De la quintessence de la connaissance

par Luc-Laurent Salvador
lundi 30 novembre 2020

 

Que savons-nous de l’essentiel… de ce qu’il y a à connaître ?

 On raconte [1] qu’un puissant empereur d’Orient a un beau jour convoqué les plus grands sages et savants de son temps afin qu’ils rassemblent toute la connaissance du monde dans une grande encyclopédie. L’âge venant, cette tâche démesurée n’étant pas achevée, il demanda que tout soit condensé en un seul volume puis, les années passant, devenu un vieillard malvoyant, il exigea que cela tienne dans une seule page. Ce qui prit encore du temps, de sorte que, sentant la mort venir, il ne voulût plus qu’un seul mot. Celui-ci fut prononcé à son oreille alors qu’il était à l’article de la mort et, dans un dernier râle, il se serait exclamé : « je le savais ! »

 Bien qu’il y ait là une forme d’humour grinçant et absurde — car s’il devait l’informer, le mot prononcé à l’oreille de l’empereur ne pouvait pas ne pas être connu de lui, il était donc fatal qu’il réponde « je le savais ! » — cette histoire offre l’occasion d’un exercice de pensée tout ce qu’il y a de plus sérieux. De fait, la plupart des personnes à qui je l’ai racontée m’ont par la suite demandé de quel mot il s’agissait. A l’instar de l’empereur, elles voulaient savoir.

 Cette histoire peut donc être prise comme une invitation — presque une provocation — à nous demander s’il ne se pourrait pas, en définitive, qu’un tel mot existe. La plupart d’entre nous ne se sont jamais interrogé là-dessus mais puisque que nous y sommes, je propose que nous jouions le jeu et nous demandions très sérieusement s’il n’existerait pas un mot capable de résumer toute la connaissance du monde.

 Faisons donc comme si cette histoire était vraie, comme si un tel mot avait bien été prononcé et demandons-nous alors quel pourrait-il être ? Quel mot serait capable de résumer l’essentiel ou même le quintessentiel de ce qu’il y a à connaître du monde ?
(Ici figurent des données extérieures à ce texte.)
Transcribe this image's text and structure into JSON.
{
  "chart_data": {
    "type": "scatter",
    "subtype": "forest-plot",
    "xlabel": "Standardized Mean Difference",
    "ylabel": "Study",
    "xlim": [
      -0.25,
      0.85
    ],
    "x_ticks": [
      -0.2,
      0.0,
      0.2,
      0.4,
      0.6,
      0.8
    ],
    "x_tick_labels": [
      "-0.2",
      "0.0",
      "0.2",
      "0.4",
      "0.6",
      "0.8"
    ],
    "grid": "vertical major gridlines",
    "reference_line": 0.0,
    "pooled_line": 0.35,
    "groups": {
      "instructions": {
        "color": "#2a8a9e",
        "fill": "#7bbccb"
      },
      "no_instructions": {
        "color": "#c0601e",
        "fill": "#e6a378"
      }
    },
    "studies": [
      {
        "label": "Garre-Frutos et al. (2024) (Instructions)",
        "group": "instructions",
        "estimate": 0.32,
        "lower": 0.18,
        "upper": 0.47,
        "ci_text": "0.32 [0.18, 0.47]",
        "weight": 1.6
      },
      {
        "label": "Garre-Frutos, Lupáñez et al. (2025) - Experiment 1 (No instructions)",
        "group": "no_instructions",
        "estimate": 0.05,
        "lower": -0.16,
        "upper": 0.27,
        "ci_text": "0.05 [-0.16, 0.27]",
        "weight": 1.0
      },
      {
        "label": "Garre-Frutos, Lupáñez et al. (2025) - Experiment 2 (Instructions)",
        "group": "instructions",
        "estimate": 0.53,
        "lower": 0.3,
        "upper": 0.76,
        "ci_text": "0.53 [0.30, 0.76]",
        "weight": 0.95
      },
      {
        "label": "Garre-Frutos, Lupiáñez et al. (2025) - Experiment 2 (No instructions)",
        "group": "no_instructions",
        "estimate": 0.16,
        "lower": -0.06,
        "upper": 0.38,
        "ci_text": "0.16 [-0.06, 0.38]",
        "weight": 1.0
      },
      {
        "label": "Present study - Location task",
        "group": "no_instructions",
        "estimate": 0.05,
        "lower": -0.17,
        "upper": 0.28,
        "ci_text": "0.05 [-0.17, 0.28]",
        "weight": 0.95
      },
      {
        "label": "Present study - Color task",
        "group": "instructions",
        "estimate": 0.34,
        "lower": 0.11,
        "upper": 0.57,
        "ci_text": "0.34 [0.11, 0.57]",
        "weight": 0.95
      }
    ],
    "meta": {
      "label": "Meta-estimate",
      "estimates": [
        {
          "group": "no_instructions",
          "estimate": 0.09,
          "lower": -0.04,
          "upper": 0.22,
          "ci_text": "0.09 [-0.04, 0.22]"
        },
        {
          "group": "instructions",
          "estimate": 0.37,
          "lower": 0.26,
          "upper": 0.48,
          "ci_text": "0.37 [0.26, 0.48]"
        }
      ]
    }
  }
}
 Nous savons déjà qu’à l’instar de l’empereur nous l’avons déjà dans notre vocabulaire étant donné, par hypothèse, qu’il va nous éclairer, ce qui veut dire que nous le comprenons très bien. Nous avons ainsi à considérer la possibilité que nous sachions déjà ce qu’il y a à savoir de plus essentiel, mais sans le savoir.

 En soi, l’idée est d’emblée troublante et ne peut manquer d’éveiller la curiosité. De quoi peut-il être question ici ? S’agit-il d’un concept rare, spécialisé ou, au contraire, d’une notion tout à fait banale ?

 Comme il faudrait que ce soit un concept qui embrasse tout l’univers, du physique au métaphysique en passant par le biologique, le psychologique, le politique, etc. et que rien ne saurait lui être complètement étranger, force est supposer que la notion est courante, sinon banale, en effet. Nous sommes donc censés porter attention à ce qu’il y a de plus commun, ce qui va de soi ou, mieux, ce qui va sans dire et à quoi, justement, nous ne prêtons plus attention parce que nous ne le connaissons que trop. De sorte qu’en le découvrant, nous serons prompts à nous écrier comme l’empereur « je le savais ! ».

 Avec une telle contrainte les candidats ne peuvent pas être bien nombreux. D’autant plus que, il faut y insister, la notion en question devra éclairer l’ensemble de la psychologie, notamment les affects et les émotions.

 Il y a donc bien des chances que la première chose qui satisfasse ces conditions soit la bonne. Mais encore faudrait-il en trouver une. Dans quelle direction tourner nos regards ? Qu’avons-nous sous le regard qui est tellement universel que nous ne le voyons plus ?

 A votre avis ?

 

 

[1] L’histoire, que j’ai librement remaniée, est tirée du beau livre de Jean-Claude Carrière : Le cercle des menteurs.